University of Queensland partners with IBM to progress data research

What does a university do when it's over 11,000kms away from the tech giants' R&D labs? It stands up its own sandpit and encourages major vendors to take part.
Written by Asha Barbaschow, Contributor

IBM Australia and the University of Queensland (UQ) have launched the "IBM@UQ" Centre of Excellence with the aim of supporting researchers working across health, manufacturing, and environmental sciences to address the challenges associated with extreme data growth, data organisation, and data storage.

Located at UQ's Brisbane campus, the new centre brings to the university some of the research and development (R&D) that Australia misses out on.

Speaking with ZDNet, Professor David Abramson, director of the UQ Research Computing Centre (RCC), said IBM@UQ was an opportunity for researchers to push the extremes of their work and the IBM kit.

"We think we've got a pretty rich sandpit to play in," he said. 

"Our researchers are always trying to do the next thing … they will really do anything to get the edge on the next thing, so how do I deliver that to them? The centre is a little bit around that because by working closely with a vendor, we can get access to stuff that's dropping off the production line and before it is available, and we will stress test it, and we will do really nasty things to it."

In Australia, there's a tyranny of distance, leaving researchers and businesses far from the development labs of the large tech companies.

"No one has their R&D labs in Australia … so we get closer to that by the nature [of these partnerships]," Abramson said. "Brought the dev lab to us in a way we wouldn't have otherwise been able to otherwise do."

Big Blue has donated a number of novel data storage and computer hardware platforms for experimentation and evaluation within the RCC. Abramson clarified the new centre wasn't an R&D lab, however, as the researchers aren't building anything for IBM; rather it's centred on "expertise and innovation".

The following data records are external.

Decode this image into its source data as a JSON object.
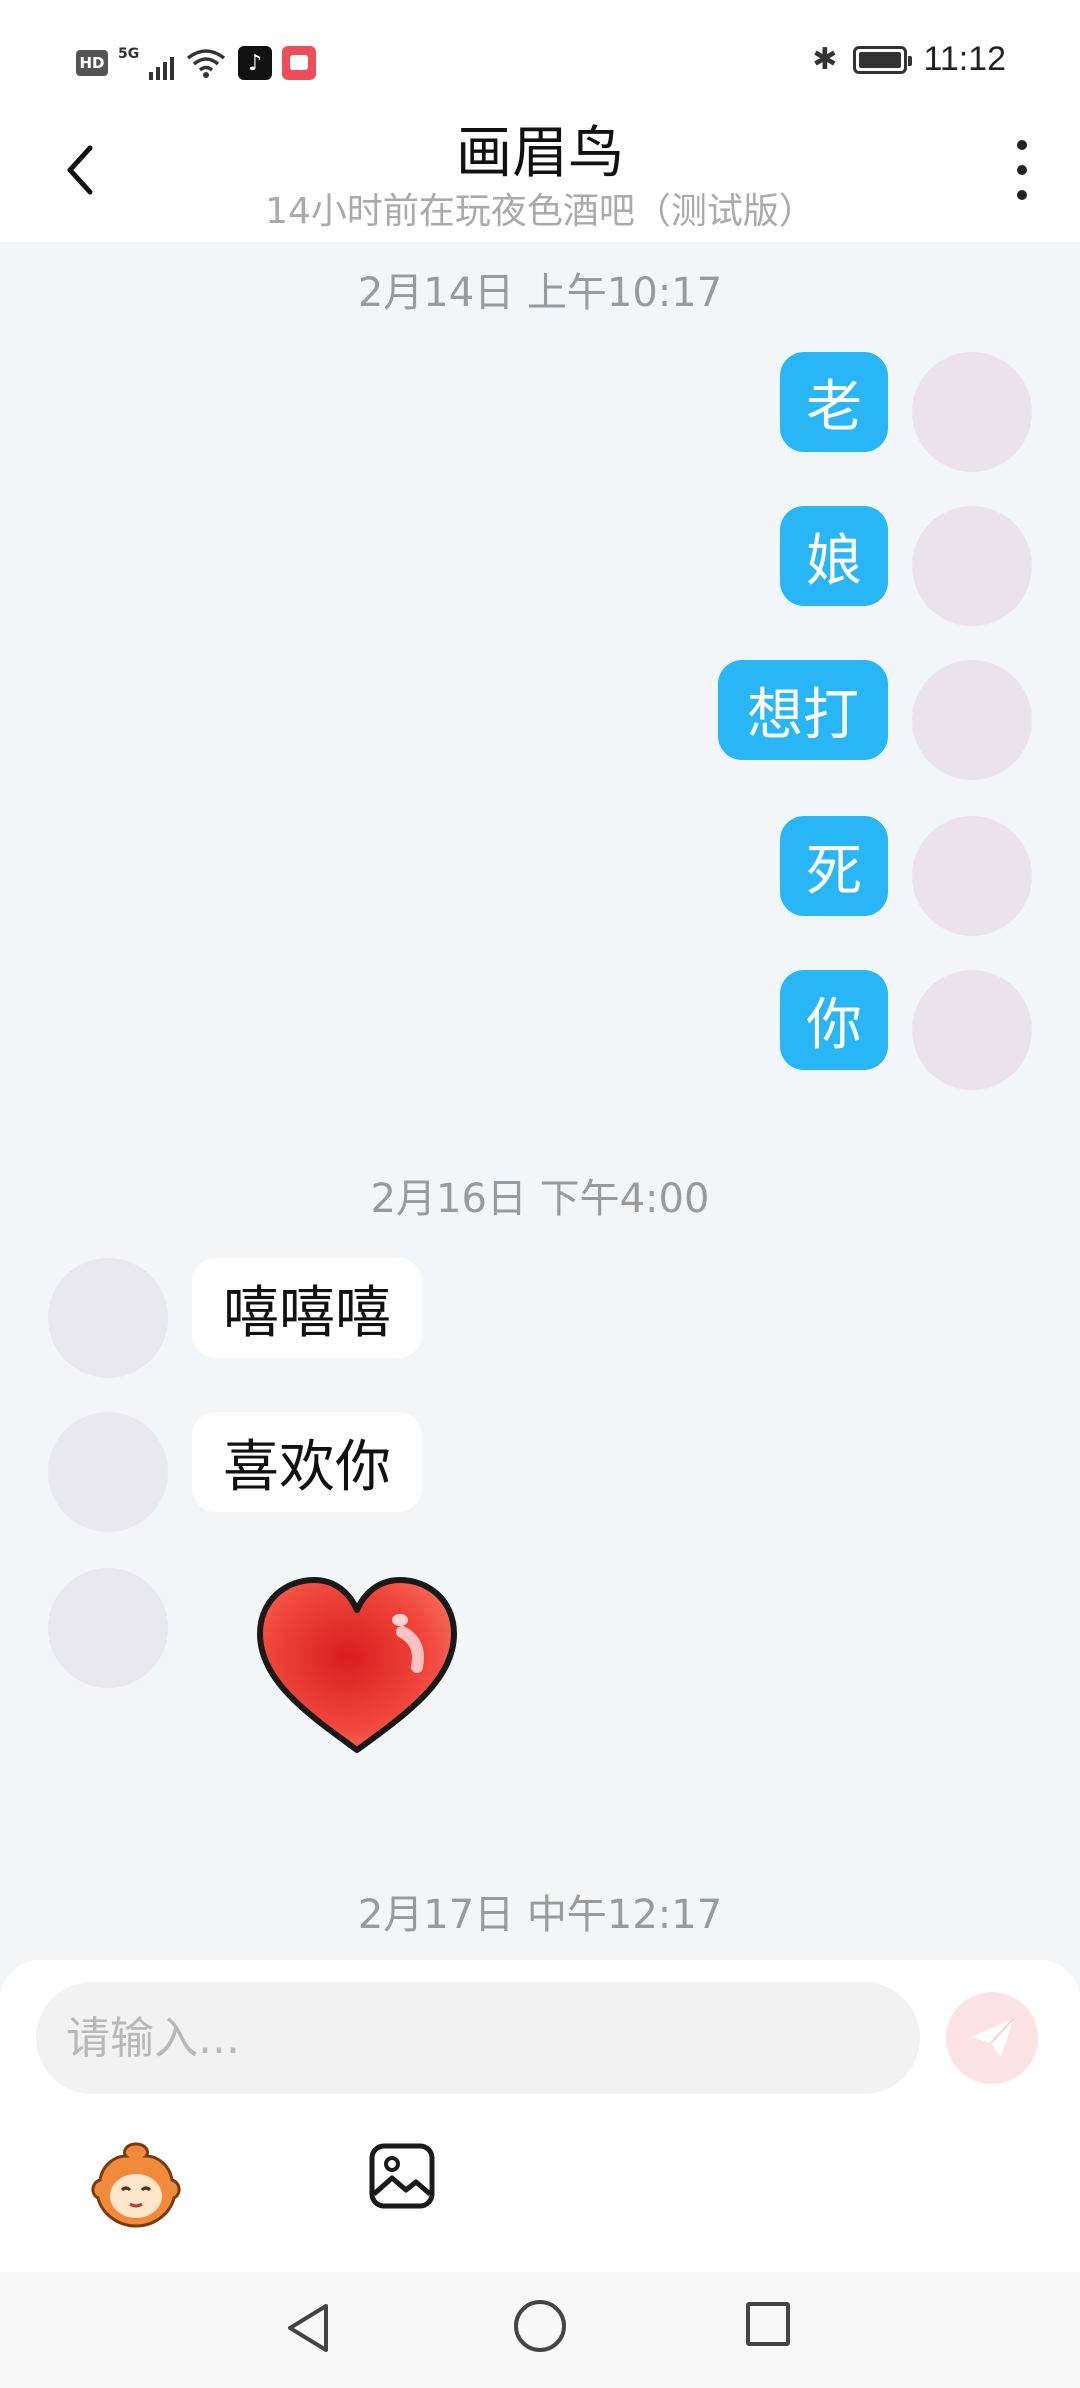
{
  "status_bar": {
    "hd": "HD",
    "network": "5G",
    "time": "11:12"
  },
  "header": {
    "title": "画眉鸟",
    "subtitle": "14小时前在玩夜色酒吧（测试版）"
  },
  "chat": {
    "timestamps": [
      "2月14日 上午10:17",
      "2月16日 下午4:00",
      "2月17日 中午12:17"
    ],
    "outgoing": [
      "老",
      "娘",
      "想打",
      "死",
      "你"
    ],
    "incoming": [
      "嘻嘻嘻",
      "喜欢你"
    ],
    "sticker": "heart"
  },
  "input": {
    "placeholder": "请输入..."
  },
  "colors": {
    "outgoing_bubble": "#29b6f6",
    "incoming_bubble": "#ffffff",
    "background": "#f3f6f9",
    "send_button": "#fde3e3"
  },
  "icons": {
    "back": "chevron-left-icon",
    "more": "more-vertical-icon",
    "send": "paper-plane-icon",
    "emoji": "emoji-avatar-icon",
    "image": "image-icon"
  }
}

"We'll try things, we'll do things that are a little bit innovative, or a lot innovative, in the hope that it works, and that gives [the researchers] the ability to play with the products in a space which is safe but stressing, using products in ways that people didn't previously consider," he said.

"We will do things that a bank won't do, for example. If you take a conservative company buying IBM kit, they're going to say, 'We want this to work … if you get this wrong, my business is in trouble'. Of course, that's true in the university system, too, but I'm prepared to take more of a risk because my researchers, they got to do something they couldn't have done otherwise."

Taking more of a risk, Abramson said, will also allow IBM to benefit from what the UQ researchers do with the kit.

The professor described the RCC's purpose as sitting between advanced infrastructure and research. He said the infrastructure is often quite difficult to use, and "if you've got a PhD in biology, that doesn't necessarily make you a computing person".

The centre has been in place for around 10 years and is touted by Abramson as being vendor neutral. Infrastructure has been supplied by HPE and IBM and compute is a combination of Dell, Nvidia, Hewlett-Packard, and some IBM.

Researchers using the centre bring a range of projects with them, including what Abramson called a very large biosciences component, which can be anything from genomics through to drugs and vaccines.

Researchers are also performing large-scale population-wide genome studies, for example, on genes that cause Schizophrenia, and there are groups working on Alzheimer's disease and various other brain functions. Chemistry work on drugs through batteries; the hypersonics group who are trying to build a scramjet; as well as humanities, also use the infrastructure.

"The big drivers are the sciences and one of the reasons for that is almost all of the sciences now are using high-end instruments to do their work," he said.

"This is a great opportunity to use our expertise as well as our leadership in scale-out storage solutions to assist organisations like UQ in tackling the challenges of extreme data growth and data insight," IBM director and general manager of systems Jason Price said.

"We look for opportunities to become more than just a supplier, but a trusted advisor and partner in delivering outcomes."